Mat Waters, agricultural partner at chartered accountants Lovewell Blake, is advising those who have faced the ‘perfect storm’ of weather, rising input costs and uncertain output prices to consider incorporating the SFI into their crop rotation next year – without the need to abandon food production altogether.
“This year is proving to be one of the most challenging harvests for many years,” said Mr Waters. “Not only have we seen a significant increase in input costs coupled with volatility in the prices farmers receive for their crops, but the wettest July for a decade has led to harvests having to be delayed, and to increased costs associated with drying crops which have had to be gathered in less than optimal conditions.
“The weather has also led to significant crop damage in some areas, leading to reduced yields, at a time when margins have been squeezed. It really has been the perfect storm.”
As farm businesses start to implement next season’s cropping plan, the SFI could offer some respite from uncertainty, without the need to take a long-term decision to move away from food production, said Mr Waters.

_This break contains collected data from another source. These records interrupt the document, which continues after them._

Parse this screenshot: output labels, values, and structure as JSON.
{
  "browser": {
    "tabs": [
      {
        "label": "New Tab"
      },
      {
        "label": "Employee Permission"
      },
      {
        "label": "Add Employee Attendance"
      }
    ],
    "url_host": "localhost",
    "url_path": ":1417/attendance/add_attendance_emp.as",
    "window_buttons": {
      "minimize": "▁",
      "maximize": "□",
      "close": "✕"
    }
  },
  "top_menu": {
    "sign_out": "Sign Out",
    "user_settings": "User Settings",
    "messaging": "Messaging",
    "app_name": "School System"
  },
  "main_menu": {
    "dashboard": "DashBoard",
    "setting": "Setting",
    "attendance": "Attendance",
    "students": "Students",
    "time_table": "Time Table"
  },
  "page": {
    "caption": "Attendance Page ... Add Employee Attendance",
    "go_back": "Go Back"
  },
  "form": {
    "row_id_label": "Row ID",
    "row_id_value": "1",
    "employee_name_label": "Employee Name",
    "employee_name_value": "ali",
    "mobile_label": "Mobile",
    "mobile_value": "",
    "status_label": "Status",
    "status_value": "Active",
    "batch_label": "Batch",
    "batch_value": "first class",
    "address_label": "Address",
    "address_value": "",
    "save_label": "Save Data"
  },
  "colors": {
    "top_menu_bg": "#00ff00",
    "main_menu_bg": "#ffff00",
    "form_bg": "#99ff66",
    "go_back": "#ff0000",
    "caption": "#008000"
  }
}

“It is definitely worth considering ‘environmental crops’ in place of traditional break crops as part of the rotation,” he said. “This gives the farmer a guaranteed contractual income, and takes away the uncertainty of production costs for the year. And it can help with productivity in the long term, allowing time for soil to recover without sacrificing income in the short term.
“This can de-risk a portion of the farm for 2024, making future harvests more sustainable. The advantage of the SFI over other land stewardship schemes is that it is a menu of initiatives that you can dip in and out of, without forcing farmers to take a long term decision to move away from food production, which many are reluctant to do.”